If an Expando sets an association based on one representation of a value object, and an attempt is later made to retrieve the stored value using a different representation, then we might not find anything (or we might find something else). So that's clearly a problem.

But isn't this essentially the same problem as using an Expando with any regular class where there is a definition of operator == and hashCode (which would presumably imply that two objects should be considered to be conceptually the same object based on ==)?

import 'dart:math';

// This class can't be a value class, because it caches the result of a computation.
class IntBox {
  final int x;

  IntBox(this.x);

  late double squareRoot = sqrt(x); // Assume that `sqrt` is really expensive, so we cache it.

  @override
  operator ==(other) => other is IntBox ? x == other.x : false;

  @override
  get hashCode => x.hashCode;
}

void main() {
  var map = Map<IntBox, int>.identity();
  var b1 = IntBox(0), b2 = IntBox(0);
  map[b1] = 1;
  map[b2] = 2;
  // ...
}

Except for the fact that this class uses a cache to avoid repeating an expensive computation, this class is a perfect candidate to be a value class. So we probably want to allow it to behave very much like a value class, and in particular we should be able to create a new object with the same state as an existing one, and they should be treated as "the same thing" even though they are two distinct physical representations. For such objects, it's a bug to use the physical identity, they should be tested for "sameness" using ==.

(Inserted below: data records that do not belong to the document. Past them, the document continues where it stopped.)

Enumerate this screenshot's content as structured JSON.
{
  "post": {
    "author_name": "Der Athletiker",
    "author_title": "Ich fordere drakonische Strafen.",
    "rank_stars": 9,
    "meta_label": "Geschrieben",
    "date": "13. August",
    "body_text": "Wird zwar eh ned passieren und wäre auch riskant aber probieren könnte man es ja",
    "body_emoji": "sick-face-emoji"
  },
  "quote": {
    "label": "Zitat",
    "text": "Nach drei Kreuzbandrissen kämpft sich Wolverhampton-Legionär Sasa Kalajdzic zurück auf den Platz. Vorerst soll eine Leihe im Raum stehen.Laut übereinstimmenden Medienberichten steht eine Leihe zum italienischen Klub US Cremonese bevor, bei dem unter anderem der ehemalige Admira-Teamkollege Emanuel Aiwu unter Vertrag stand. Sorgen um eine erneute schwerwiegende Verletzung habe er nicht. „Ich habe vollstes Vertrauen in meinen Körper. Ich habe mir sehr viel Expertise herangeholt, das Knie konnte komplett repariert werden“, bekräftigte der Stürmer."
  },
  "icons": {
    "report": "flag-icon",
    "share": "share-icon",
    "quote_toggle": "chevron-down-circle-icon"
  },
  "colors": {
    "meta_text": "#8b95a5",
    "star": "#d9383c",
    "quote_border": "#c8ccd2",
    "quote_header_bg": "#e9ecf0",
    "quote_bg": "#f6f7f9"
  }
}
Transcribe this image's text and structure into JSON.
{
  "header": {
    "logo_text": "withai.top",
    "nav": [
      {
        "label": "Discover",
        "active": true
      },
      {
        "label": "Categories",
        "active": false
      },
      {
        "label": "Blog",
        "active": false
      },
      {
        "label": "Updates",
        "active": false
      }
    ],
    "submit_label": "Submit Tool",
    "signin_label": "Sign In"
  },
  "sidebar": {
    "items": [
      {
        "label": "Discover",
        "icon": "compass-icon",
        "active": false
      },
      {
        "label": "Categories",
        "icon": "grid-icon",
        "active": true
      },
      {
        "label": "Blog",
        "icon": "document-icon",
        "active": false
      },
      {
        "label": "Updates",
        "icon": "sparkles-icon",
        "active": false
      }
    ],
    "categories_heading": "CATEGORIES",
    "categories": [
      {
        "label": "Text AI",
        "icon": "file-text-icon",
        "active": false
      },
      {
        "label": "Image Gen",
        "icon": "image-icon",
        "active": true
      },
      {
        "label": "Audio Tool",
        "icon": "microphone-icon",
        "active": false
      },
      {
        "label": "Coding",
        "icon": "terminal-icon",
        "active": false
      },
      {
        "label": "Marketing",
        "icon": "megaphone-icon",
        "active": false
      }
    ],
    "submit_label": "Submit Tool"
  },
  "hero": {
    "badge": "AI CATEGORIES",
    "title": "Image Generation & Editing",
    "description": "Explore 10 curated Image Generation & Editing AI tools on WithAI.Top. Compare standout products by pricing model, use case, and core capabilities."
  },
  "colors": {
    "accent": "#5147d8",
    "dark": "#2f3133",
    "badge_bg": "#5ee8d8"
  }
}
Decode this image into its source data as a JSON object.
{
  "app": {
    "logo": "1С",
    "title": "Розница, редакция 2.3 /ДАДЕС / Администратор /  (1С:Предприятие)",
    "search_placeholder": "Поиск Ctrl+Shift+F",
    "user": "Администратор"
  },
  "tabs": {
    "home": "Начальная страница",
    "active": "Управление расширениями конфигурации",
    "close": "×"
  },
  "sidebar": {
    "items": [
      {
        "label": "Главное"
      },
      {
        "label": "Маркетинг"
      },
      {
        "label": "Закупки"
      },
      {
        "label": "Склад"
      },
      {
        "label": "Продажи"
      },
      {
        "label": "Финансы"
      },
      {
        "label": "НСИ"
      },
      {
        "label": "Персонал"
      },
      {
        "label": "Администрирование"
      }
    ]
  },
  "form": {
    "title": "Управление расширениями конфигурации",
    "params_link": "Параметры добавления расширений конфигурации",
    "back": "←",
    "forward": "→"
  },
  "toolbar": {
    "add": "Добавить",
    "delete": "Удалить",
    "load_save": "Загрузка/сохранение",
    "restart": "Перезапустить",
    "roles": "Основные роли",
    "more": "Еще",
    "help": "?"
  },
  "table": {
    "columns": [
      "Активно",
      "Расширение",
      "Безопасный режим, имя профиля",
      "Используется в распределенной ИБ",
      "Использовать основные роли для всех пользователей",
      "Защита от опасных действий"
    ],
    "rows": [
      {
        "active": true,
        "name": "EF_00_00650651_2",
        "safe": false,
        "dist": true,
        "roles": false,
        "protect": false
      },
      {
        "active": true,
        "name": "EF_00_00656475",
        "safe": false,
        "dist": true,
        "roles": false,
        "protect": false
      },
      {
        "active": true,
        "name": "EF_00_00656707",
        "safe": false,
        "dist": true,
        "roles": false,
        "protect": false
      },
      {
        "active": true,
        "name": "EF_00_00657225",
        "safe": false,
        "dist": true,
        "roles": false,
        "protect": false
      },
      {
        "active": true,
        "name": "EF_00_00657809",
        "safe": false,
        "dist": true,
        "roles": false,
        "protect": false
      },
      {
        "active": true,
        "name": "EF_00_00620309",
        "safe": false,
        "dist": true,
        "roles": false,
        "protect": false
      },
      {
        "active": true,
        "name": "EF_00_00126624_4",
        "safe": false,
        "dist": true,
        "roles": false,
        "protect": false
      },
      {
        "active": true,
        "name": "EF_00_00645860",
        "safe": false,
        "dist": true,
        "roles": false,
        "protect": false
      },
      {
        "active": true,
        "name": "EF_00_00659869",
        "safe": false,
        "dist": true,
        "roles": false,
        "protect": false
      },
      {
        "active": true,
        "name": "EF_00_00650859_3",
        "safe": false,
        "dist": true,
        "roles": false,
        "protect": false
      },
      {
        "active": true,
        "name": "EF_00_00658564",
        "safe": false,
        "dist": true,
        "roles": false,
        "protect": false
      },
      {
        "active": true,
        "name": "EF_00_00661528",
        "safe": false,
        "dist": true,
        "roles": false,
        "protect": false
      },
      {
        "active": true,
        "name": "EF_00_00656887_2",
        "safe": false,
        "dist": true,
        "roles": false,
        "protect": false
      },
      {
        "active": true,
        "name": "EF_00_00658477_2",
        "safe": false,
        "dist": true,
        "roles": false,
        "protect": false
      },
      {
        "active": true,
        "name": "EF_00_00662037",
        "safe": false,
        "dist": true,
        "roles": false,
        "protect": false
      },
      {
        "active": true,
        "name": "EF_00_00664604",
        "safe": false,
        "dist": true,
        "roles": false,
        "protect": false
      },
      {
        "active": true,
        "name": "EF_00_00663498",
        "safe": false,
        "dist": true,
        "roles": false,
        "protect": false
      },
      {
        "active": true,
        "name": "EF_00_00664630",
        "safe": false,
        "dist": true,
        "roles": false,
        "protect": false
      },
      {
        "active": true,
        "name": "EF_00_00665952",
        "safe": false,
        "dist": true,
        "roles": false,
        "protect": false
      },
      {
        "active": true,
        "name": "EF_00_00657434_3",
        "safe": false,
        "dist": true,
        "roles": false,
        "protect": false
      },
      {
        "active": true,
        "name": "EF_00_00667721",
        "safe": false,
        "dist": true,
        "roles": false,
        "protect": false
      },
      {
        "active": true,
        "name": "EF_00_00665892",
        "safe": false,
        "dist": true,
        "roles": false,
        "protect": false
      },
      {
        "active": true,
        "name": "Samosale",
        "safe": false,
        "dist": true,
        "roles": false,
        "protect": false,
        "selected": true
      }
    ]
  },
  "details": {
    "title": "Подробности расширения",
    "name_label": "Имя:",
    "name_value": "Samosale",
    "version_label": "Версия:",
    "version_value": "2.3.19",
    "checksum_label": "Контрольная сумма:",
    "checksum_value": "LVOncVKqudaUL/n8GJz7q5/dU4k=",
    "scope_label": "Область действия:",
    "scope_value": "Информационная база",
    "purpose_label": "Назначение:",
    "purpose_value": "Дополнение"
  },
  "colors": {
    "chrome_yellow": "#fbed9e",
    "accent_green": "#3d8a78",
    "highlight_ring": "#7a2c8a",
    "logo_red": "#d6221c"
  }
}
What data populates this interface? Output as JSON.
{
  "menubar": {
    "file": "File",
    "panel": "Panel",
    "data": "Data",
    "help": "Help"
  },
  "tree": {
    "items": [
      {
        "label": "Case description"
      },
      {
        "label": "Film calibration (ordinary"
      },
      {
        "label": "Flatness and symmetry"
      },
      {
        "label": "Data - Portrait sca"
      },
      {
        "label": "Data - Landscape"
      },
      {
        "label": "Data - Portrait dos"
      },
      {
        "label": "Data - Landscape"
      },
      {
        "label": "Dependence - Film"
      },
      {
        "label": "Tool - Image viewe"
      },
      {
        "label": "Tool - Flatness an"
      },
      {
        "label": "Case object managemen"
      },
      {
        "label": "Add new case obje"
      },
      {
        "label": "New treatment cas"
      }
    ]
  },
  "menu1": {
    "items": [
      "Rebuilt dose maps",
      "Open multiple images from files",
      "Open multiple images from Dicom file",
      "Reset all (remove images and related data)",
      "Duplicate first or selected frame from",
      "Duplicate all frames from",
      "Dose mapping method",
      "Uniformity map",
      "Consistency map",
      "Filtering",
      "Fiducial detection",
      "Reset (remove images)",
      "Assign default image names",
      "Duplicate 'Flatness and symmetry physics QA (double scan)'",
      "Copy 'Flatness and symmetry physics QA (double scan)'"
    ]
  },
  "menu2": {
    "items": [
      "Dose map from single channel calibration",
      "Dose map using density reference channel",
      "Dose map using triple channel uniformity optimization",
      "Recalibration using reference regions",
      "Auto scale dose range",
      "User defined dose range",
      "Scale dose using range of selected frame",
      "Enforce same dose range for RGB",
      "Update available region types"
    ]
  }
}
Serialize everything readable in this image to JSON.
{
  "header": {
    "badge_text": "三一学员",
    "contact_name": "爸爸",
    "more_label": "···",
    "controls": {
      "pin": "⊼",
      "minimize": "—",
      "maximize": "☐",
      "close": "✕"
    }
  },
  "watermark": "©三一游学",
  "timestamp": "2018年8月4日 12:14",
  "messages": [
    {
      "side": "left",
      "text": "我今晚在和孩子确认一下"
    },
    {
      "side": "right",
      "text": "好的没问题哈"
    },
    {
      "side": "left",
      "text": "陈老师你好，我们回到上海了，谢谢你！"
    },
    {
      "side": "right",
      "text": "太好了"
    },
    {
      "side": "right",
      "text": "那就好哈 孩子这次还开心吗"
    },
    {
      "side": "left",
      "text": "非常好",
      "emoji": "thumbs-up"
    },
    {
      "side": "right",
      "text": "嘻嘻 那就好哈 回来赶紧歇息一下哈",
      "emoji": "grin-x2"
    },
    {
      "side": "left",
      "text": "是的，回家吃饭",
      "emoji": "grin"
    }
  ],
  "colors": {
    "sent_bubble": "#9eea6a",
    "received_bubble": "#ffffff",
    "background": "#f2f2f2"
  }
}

So we have the same kind of problem with value objects and with these objects where "sameness" has been specified using == and hashCode.

It is worse in one way, though: With the regular class the developer could "simply" canonicalize each conceptual object manually, such that == will coincide with the physical identity. With value objects this gets harder because the compiler may create new copies (and there could be several heap allocated ones) during normal data flow like passing an actual argument to a function.

In both cases the cure is to stop using that kind of object with an Expando, so we should view this as an existing problem that gets a new facet, not a new problem.

An identity map would give rise to very similar considerations, and so does Finalizer.

WeakReference might well be a benign case: Even in the case where there is a weak reference to a heap allocated representation of a value object, it would just work like a reference to any other heap allocated object, and the heap allocated representation could be garbage collected as usual, resetting the weak references, if no other reference exists.